Autre présage défavorable: les droits de retransmission télévisée réduits en Belgique et à la baisse partout ailleurs. Chez nous, la Ligue professionnelle n’a toujours pas trouvé d’accord avec les chaînes pour le renouvellement du contrat qui vient à échéance à la fin de cette saison. A diverses reprises, au terme des négociations, les clubs ont dû diminuer leurs prétentions. En effet, la valeur des droits de retransmission télévisée dépend du nombre de téléspectateurs qui suivent les émissions. Plus large est le marché, plus ample sera donc le potentiel publicitaire, grâce auquel les chaînes paient les clubs ou les fédérations ayants droit. En Belgique, celui-ci est, bien sûr, beaucoup plus réduit qu’en Italie, en Allemagne ou en Angleterre.
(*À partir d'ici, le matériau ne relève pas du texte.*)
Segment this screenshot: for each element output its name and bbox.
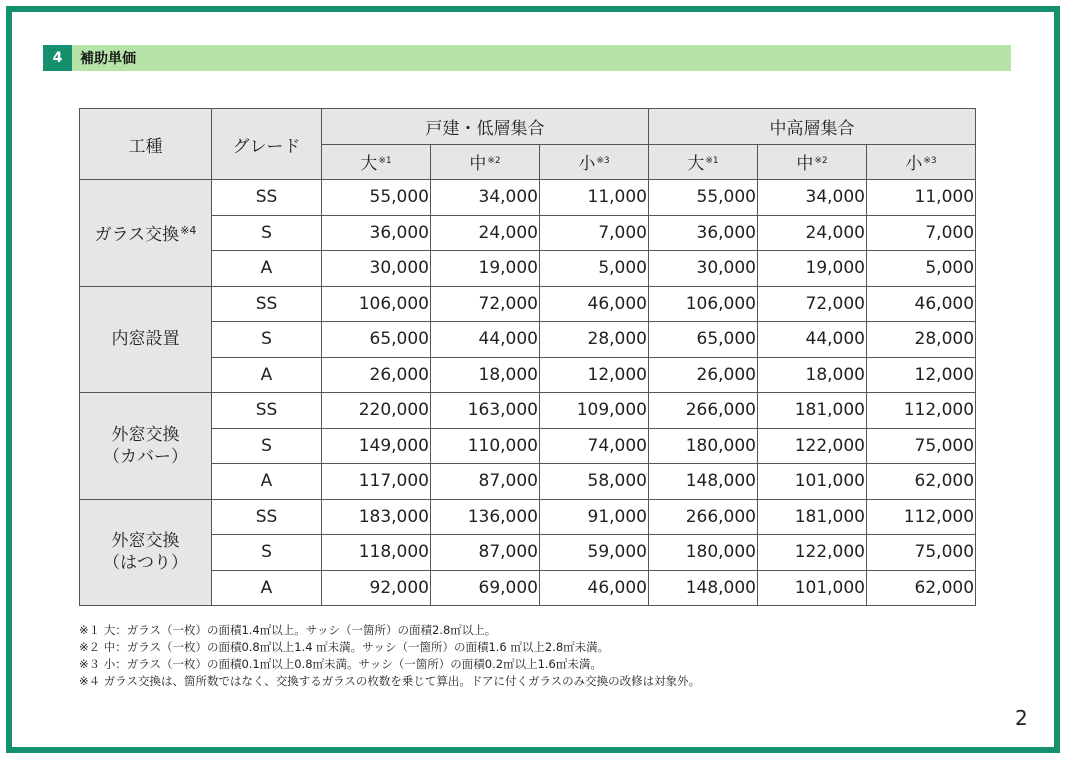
- price-cell: 65,000: [649, 322, 758, 358]
- price-cell: 69,000: [431, 570, 540, 606]
- price-cell: 18,000: [758, 357, 867, 393]
- grade-cell: A: [212, 357, 322, 393]
- footnote: ※３ 小：ガラス（一枚）の面積0.1㎡以上0.8㎡未満。サッシ（一箇所）の面積0.2㎡以上1.6㎡未満。: [79, 657, 602, 671]
- header-group-detached: 戸建・低層集合: [322, 109, 649, 145]
- price-cell: 36,000: [322, 215, 431, 251]
- price-cell: 28,000: [867, 322, 976, 358]
- price-cell: 181,000: [758, 393, 867, 429]
- price-cell: 26,000: [322, 357, 431, 393]
- size-label: 大: [687, 154, 705, 175]
- work-type-line: （カバー）: [103, 446, 188, 467]
- size-label: 大: [360, 154, 378, 175]
- work-type-label: ガラス交換: [94, 224, 180, 245]
- price-cell: 46,000: [867, 286, 976, 322]
- section-number: 4: [43, 45, 72, 71]
- price-cell: 87,000: [431, 535, 540, 571]
- work-type-cell: [80, 180, 212, 287]
- price-cell: 44,000: [431, 322, 540, 358]
- price-cell: 74,000: [540, 428, 649, 464]
- size-note-mark: ※3: [923, 156, 937, 167]
- header-group-midrise: 中高層集合: [649, 109, 976, 145]
- price-cell: 112,000: [867, 499, 976, 535]
- size-label: 小: [905, 154, 923, 175]
- price-cell: 122,000: [758, 535, 867, 571]
- header-grade: グレード: [212, 109, 322, 180]
- price-cell: 34,000: [758, 180, 867, 216]
- price-cell: 109,000: [540, 393, 649, 429]
- price-cell: 72,000: [431, 286, 540, 322]
- table-row: [80, 428, 976, 464]
- price-cell: 112,000: [867, 393, 976, 429]
- grade-cell: S: [212, 535, 322, 571]
- price-cell: 44,000: [758, 322, 867, 358]
- price-cell: 65,000: [322, 322, 431, 358]
- table-row: [80, 180, 976, 216]
- price-cell: 122,000: [758, 428, 867, 464]
- table-row: [80, 286, 976, 322]
- table-body: [80, 180, 976, 606]
- price-cell: 75,000: [867, 535, 976, 571]
- table-row: [80, 464, 976, 500]
- header-size: [649, 144, 758, 180]
- table-row: [80, 570, 976, 606]
- price-cell: 12,000: [540, 357, 649, 393]
- price-cell: 92,000: [322, 570, 431, 606]
- price-cell: 149,000: [322, 428, 431, 464]
- footnotes: [79, 622, 700, 690]
- work-type-cell: [80, 286, 212, 393]
- price-cell: 106,000: [322, 286, 431, 322]
- header-work-type: 工種: [80, 109, 212, 180]
- size-note-mark: ※3: [596, 156, 610, 167]
- grade-cell: A: [212, 251, 322, 287]
- price-cell: 30,000: [649, 251, 758, 287]
- price-cell: 59,000: [540, 535, 649, 571]
- header-size: [758, 144, 867, 180]
- price-cell: 72,000: [758, 286, 867, 322]
- size-note-mark: ※2: [487, 156, 501, 167]
- table-row: [80, 215, 976, 251]
- price-cell: 180,000: [649, 535, 758, 571]
- price-cell: 148,000: [649, 570, 758, 606]
- price-cell: 101,000: [758, 570, 867, 606]
- price-cell: 62,000: [867, 464, 976, 500]
- grade-cell: SS: [212, 393, 322, 429]
- size-note-mark: ※1: [705, 156, 719, 167]
- price-cell: 11,000: [867, 180, 976, 216]
- work-type-line: （はつり）: [103, 553, 188, 574]
- price-cell: 46,000: [540, 286, 649, 322]
- table-row: [80, 357, 976, 393]
- work-type-label: 内窓設置: [111, 329, 180, 350]
- price-cell: 118,000: [322, 535, 431, 571]
- price-cell: 30,000: [322, 251, 431, 287]
- section-title: 補助単価: [80, 51, 136, 67]
- price-cell: 117,000: [322, 464, 431, 500]
- price-cell: 34,000: [431, 180, 540, 216]
- price-cell: 110,000: [431, 428, 540, 464]
- price-cell: 36,000: [649, 215, 758, 251]
- price-cell: 5,000: [867, 251, 976, 287]
- table-row: [80, 535, 976, 571]
- work-type-cell: [80, 499, 212, 606]
- price-cell: 58,000: [540, 464, 649, 500]
- price-cell: 26,000: [649, 357, 758, 393]
- grade-cell: A: [212, 464, 322, 500]
- footnote: ※２ 中：ガラス（一枚）の面積0.8㎡以上1.4 ㎡未満。サッシ（一箇所）の面積1.6 ㎡以上2.8㎡未満。: [79, 640, 610, 654]
- price-cell: 148,000: [649, 464, 758, 500]
- section-header: [43, 45, 1011, 71]
- grade-cell: S: [212, 322, 322, 358]
- grade-cell: SS: [212, 499, 322, 535]
- price-cell: 11,000: [540, 180, 649, 216]
- price-cell: 183,000: [322, 499, 431, 535]
- price-cell: 75,000: [867, 428, 976, 464]
- page-number: 2: [1015, 706, 1028, 730]
- price-cell: 55,000: [649, 180, 758, 216]
- header-size: [867, 144, 976, 180]
- price-cell: 91,000: [540, 499, 649, 535]
- size-note-mark: ※1: [378, 156, 392, 167]
- price-cell: 220,000: [322, 393, 431, 429]
- price-cell: 266,000: [649, 499, 758, 535]
- table-row: [80, 393, 976, 429]
- price-cell: 7,000: [540, 215, 649, 251]
- price-cell: 181,000: [758, 499, 867, 535]
- grade-cell: S: [212, 428, 322, 464]
- price-cell: 101,000: [758, 464, 867, 500]
- price-cell: 266,000: [649, 393, 758, 429]
- footnote: ※１ 大：ガラス（一枚）の面積1.4㎡以上。サッシ（一箇所）の面積2.8㎡以上。: [79, 623, 497, 637]
- price-cell: 18,000: [431, 357, 540, 393]
- grade-cell: SS: [212, 286, 322, 322]
- grade-cell: A: [212, 570, 322, 606]
- grade-cell: SS: [212, 180, 322, 216]
- price-cell: 24,000: [431, 215, 540, 251]
- work-type-line: 外窓交換: [111, 424, 180, 445]
- table-row: [80, 322, 976, 358]
- work-type-line: 外窓交換: [111, 531, 180, 552]
- price-cell: 24,000: [758, 215, 867, 251]
- table-row: [80, 251, 976, 287]
- price-cell: 5,000: [540, 251, 649, 287]
- price-cell: 7,000: [867, 215, 976, 251]
- price-cell: 28,000: [540, 322, 649, 358]
- header-size: [431, 144, 540, 180]
- price-cell: 46,000: [540, 570, 649, 606]
- work-type-note-mark: ※4: [180, 223, 197, 237]
- price-cell: 12,000: [867, 357, 976, 393]
- price-cell: 136,000: [431, 499, 540, 535]
- price-cell: 62,000: [867, 570, 976, 606]
- grade-cell: S: [212, 215, 322, 251]
- size-label: 中: [469, 154, 487, 175]
- price-cell: 19,000: [431, 251, 540, 287]
- header-size: [322, 144, 431, 180]
- size-label: 小: [578, 154, 596, 175]
- price-cell: 87,000: [431, 464, 540, 500]
- table-row: [80, 499, 976, 535]
- subsidy-price-table: [79, 108, 976, 606]
- price-cell: 19,000: [758, 251, 867, 287]
- size-label: 中: [796, 154, 814, 175]
- price-cell: 163,000: [431, 393, 540, 429]
- price-cell: 55,000: [322, 180, 431, 216]
- work-type-cell: [80, 393, 212, 500]
- size-note-mark: ※2: [814, 156, 828, 167]
- price-cell: 180,000: [649, 428, 758, 464]
- header-size: [540, 144, 649, 180]
- price-cell: 106,000: [649, 286, 758, 322]
- footnote: ※４ ガラス交換は、箇所数ではなく、交換するガラスの枚数を乗じて算出。ドアに付くガラスのみ交換の改修は対象外。: [79, 674, 701, 688]
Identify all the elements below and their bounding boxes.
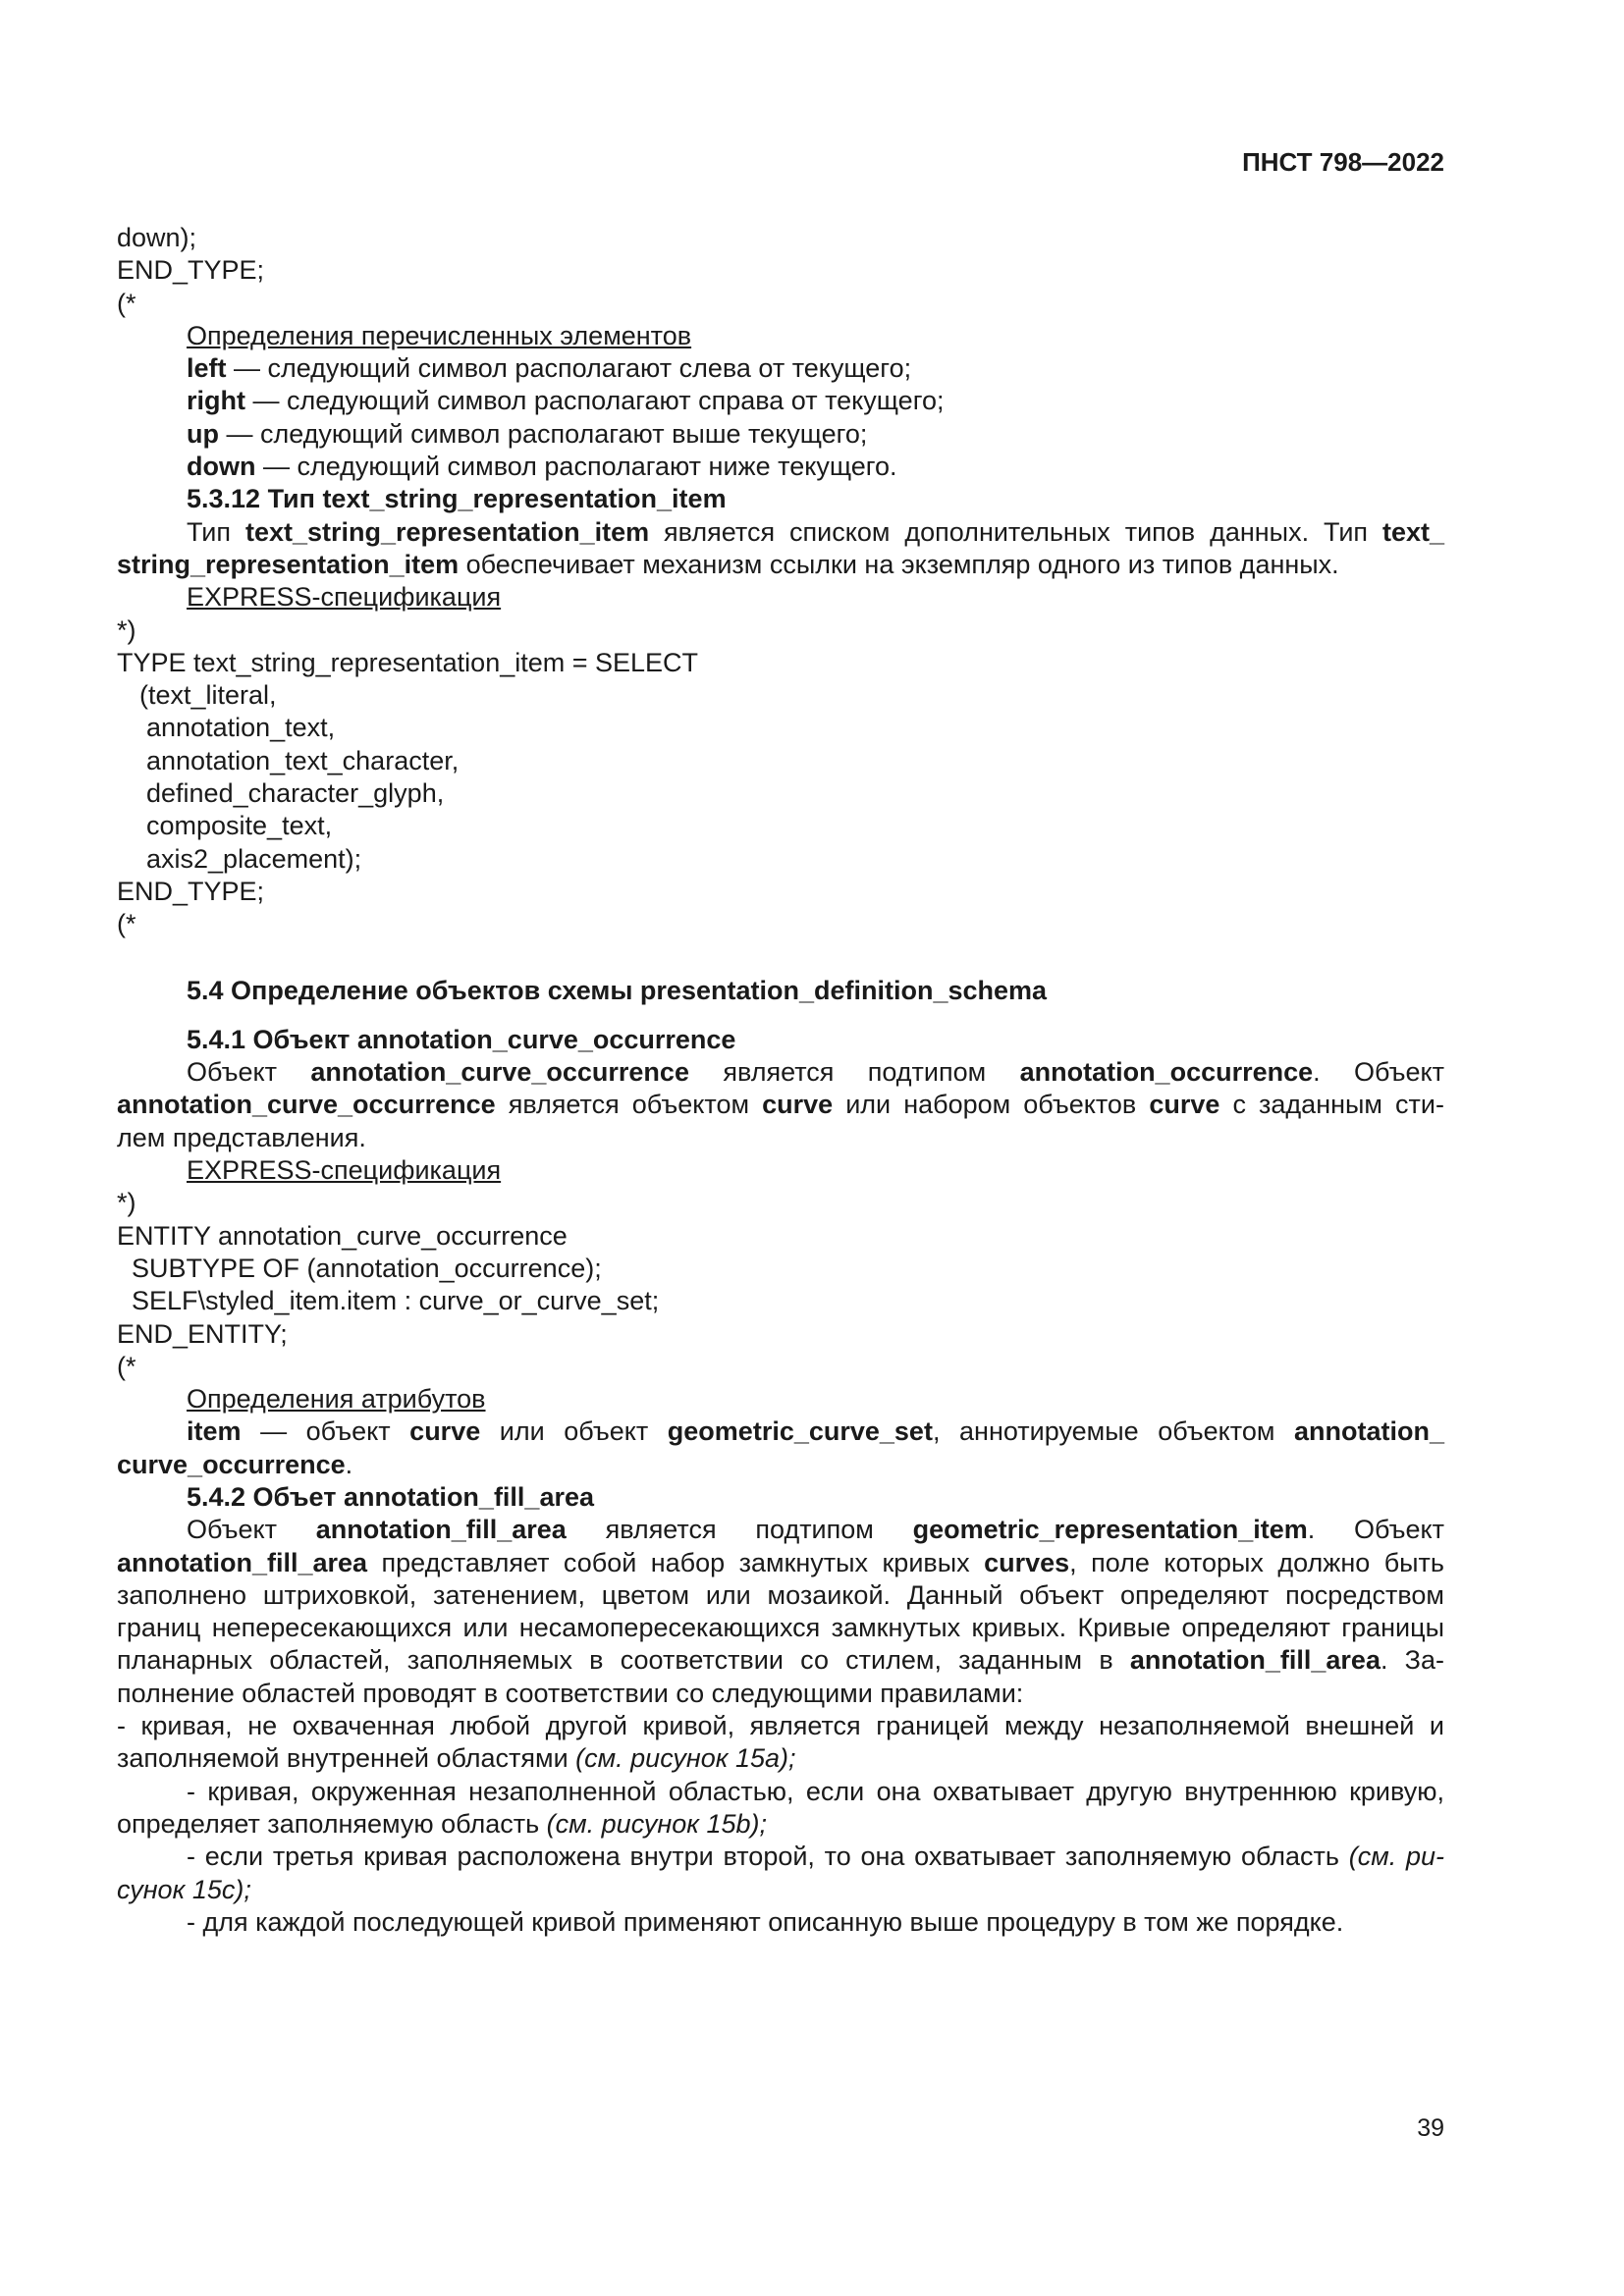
code-line: (* [117, 288, 136, 318]
page-content [117, 222, 1444, 1939]
code-line: *) [117, 1188, 136, 1218]
code-line: ENTITY annotation_curve_occurrence [117, 1220, 568, 1251]
rule-item: - если третья кривая расположена внутри второй, то она охватывает заполняемую область (см. рисунок 15с); [117, 1842, 1444, 1904]
attribute-item: item — объект curve или объект geometric_curve_set, аннотируемые объектом annotation_ [187, 1416, 1444, 1447]
section-heading-5-4-2: 5.4.2 Объет annotation_fill_area [187, 1481, 595, 1512]
code-line: defined_character_glyph, [146, 778, 445, 809]
enum-item-up: up — следующий символ располагают выше текущего; [187, 418, 868, 449]
section-heading-5-4: 5.4 Определение объектов схемы presentation_definition_schema [187, 975, 1048, 1005]
code-line: SELF\styled_item.item : curve_or_curve_set; [132, 1286, 660, 1316]
paragraph-body: annotation_fill_area представляет собой набор замкнутых кривых curves, поле которых должно быть заполнено штриховкой, затенением, цветом или мозаикой. Данный объект определяют посредством границ непересекающихся или несамопересекающихся замкнутых кривых. Кривые определяют границы планарных областей, заполняемых в соответствии со стилем, заданным в annotation_fill_area. Заполнение областей проводят в соответствии со следующими правилами: [117, 1547, 1445, 1708]
express-spec-label: EXPRESS-спецификация [187, 1155, 502, 1186]
code-line: END_TYPE; [117, 255, 265, 286]
attribute-definitions-title: Определения атрибутов [187, 1384, 486, 1415]
page-number: 39 [1417, 2114, 1444, 2142]
express-spec-label: EXPRESS-спецификация [187, 582, 502, 613]
code-line: TYPE text_string_representation_item = SELECT [117, 647, 699, 677]
code-line: SUBTYPE OF (annotation_occurrence); [132, 1253, 602, 1283]
rule-item: - кривая, окруженная незаполненной областью, если она охватывает другую внутреннюю кривую, определяет заполняемую область (см. рисунок 15b); [117, 1776, 1444, 1839]
enum-definitions-title: Определения перечисленных элементов [187, 320, 692, 350]
rule-item: - кривая, не охваченная любой другой кривой, является границей между незаполняемой внешней и заполняемой внутренней областями (см. рисунок 15а); [117, 1711, 1444, 1774]
enum-item-right: right — следующий символ располагают справа от текущего; [187, 386, 945, 416]
section-heading-5-4-1: 5.4.1 Объект annotation_curve_occurrence [187, 1024, 736, 1054]
document-header: ПНСТ 798—2022 [1242, 147, 1444, 177]
paragraph-line: лем представления. [117, 1122, 366, 1152]
code-line: axis2_placement); [146, 843, 362, 874]
code-line: END_ENTITY; [117, 1318, 288, 1349]
code-line: *) [117, 614, 136, 645]
paragraph-line: Объект annotation_fill_area является подтипом geometric_representation_item. Объект [187, 1515, 1444, 1545]
enum-item-left: left — следующий символ располагают слева от текущего; [187, 353, 912, 384]
code-line: (text_literal, [139, 680, 277, 711]
code-line: composite_text, [146, 811, 333, 841]
code-line: annotation_text_character, [146, 745, 460, 775]
paragraph-line: Тип text_string_representation_item является списком дополнительных типов данных. Тип text_ [187, 516, 1445, 547]
section-heading-5-3-12: 5.3.12 Тип text_string_representation_item [187, 484, 727, 514]
code-line: (* [117, 909, 136, 939]
enum-item-down: down — следующий символ располагают ниже текущего. [187, 452, 897, 482]
paragraph-line: Объект annotation_curve_occurrence является подтипом annotation_occurrence. Объект [187, 1057, 1444, 1088]
code-line: END_TYPE; [117, 876, 265, 906]
paragraph-line: string_representation_item обеспечивает механизм ссылки на экземпляр одного из типов данных. [117, 549, 1339, 579]
code-line: annotation_text, [146, 713, 336, 743]
code-line: down); [117, 223, 197, 252]
paragraph-line: annotation_curve_occurrence является объектом curve или набором объектов curve с заданным сти- [117, 1090, 1444, 1120]
code-line: (* [117, 1351, 136, 1381]
paragraph-line: curve_occurrence. [117, 1449, 353, 1479]
rule-item: - для каждой последующей кривой применяют описанную выше процедуру в том же порядке. [187, 1906, 1344, 1937]
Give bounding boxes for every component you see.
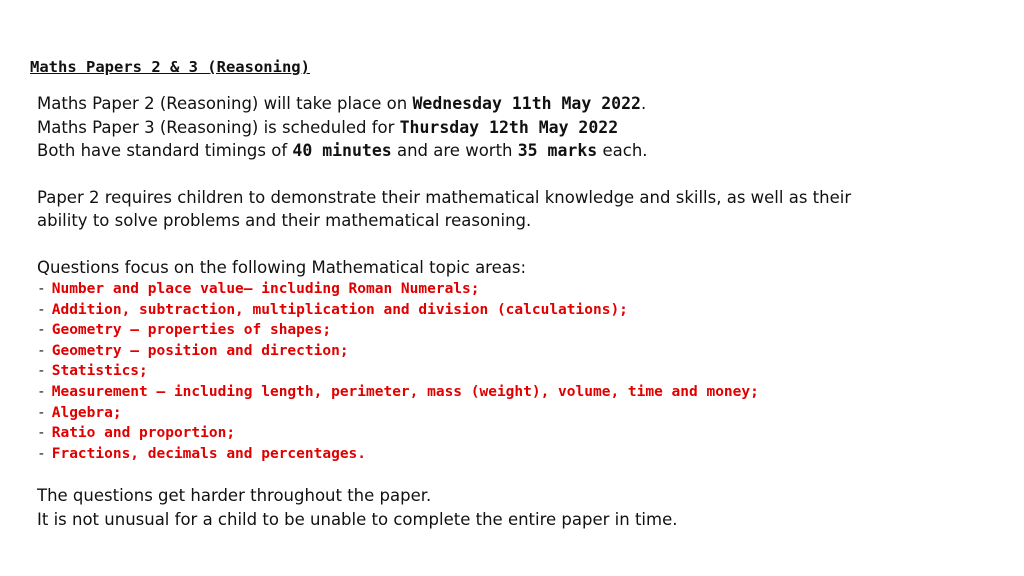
- topic-bullet: -: [37, 281, 46, 297]
- topic-text: Fractions, decimals and percentages.: [51, 445, 367, 462]
- topic-bullet: -: [37, 404, 46, 421]
- timings-end: each.: [597, 141, 648, 160]
- slide-body: [37, 92, 997, 531]
- topic-list: [37, 279, 997, 464]
- topic-bullet: -: [37, 301, 46, 318]
- paper2-date-line: [37, 92, 997, 116]
- paper3-date: Thursday 12th May 2022: [399, 117, 619, 137]
- timings-line: [37, 139, 997, 163]
- topic-text: Algebra;: [51, 404, 122, 421]
- paper2-date-text: Maths Paper 2 (Reasoning) will take place on: [37, 94, 413, 113]
- description-line-2: ability to solve problems and their mathematical reasoning.: [37, 211, 532, 230]
- topic-item: [37, 320, 997, 341]
- topic-item: [37, 444, 997, 465]
- topic-text: Ratio and proportion;: [51, 425, 236, 442]
- closing-line-2: It is not unusual for a child to be unable to complete the entire paper in time.: [37, 509, 678, 529]
- topic-bullet: -: [37, 363, 46, 380]
- paper3-date-line: [37, 116, 997, 140]
- topic-text: Number and place value– including Roman Numerals;: [51, 281, 480, 297]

Pourtant, dans ces pays aussi, l’offre des chaînes, dont beaucoup ont investi démesurément dans le football, est en nette régression. Conséquence directe de la faillite de Kirch-Media, qui possède les droits de retransmission du championnat allemand: la Bundesliga pourrait ne jamais recevoir les 100 millions d’euros encore dus, mettant en difficulté de nombreux clubs. En Angleterre, les déboires financiers d’ITV Digital, qui possède les droits de retransmission de la Football League, qui rassemble les 72 clubs des 3 divisions sous la Premier League, plonge nombre d’entre eux dans l’angoisse, pour lesquels ces revenus représentent jusqu’à la moitié de leur budget. Perte globale: 300 millions d’euros. En Italie, la RAI veut diminuer de moitié le montant des droits de retransmission télévisée à partir de la saison prochaine.

L’UEFA, la fédération européenne, est attentive au climat inquiétant et à la menace qui pèse sur de nombreux clubs. En fin d’année dernière, la situation financière générale du foot professionnel français accusait un déficit de 290 millions d’euros. En Espagne, le prestigieux Real Madrid n’a rétabli un bilan financier déficitaire qu’en vendant, pour 300 millions, d’euros sa cité sportive à la ville de Madrid. Au Portugal, le club de Benfica Lisbonne accuse un endettement de plus de 100 millions d’euros. Pour éviter pareilles dérives, l’UEFA a décidé l’instauration d’un système de licence uniforme pour les clubs, nécessaire, à partir de la saison 2004-2005, pour participer aux compétitions européennes. Comme chez nous, son attribution reposera prioritairement sur des critères financiers. Une première réunion d’information a eu lieu, à Nyon (Suisse), le 19 avril dernier. Actuellement, six pays seulement imposent déjà un tel dispositif dans leur compétition: la France, l’Allemagne, les Pays-Bas, l’Autriche, la Suisse et la Belgique.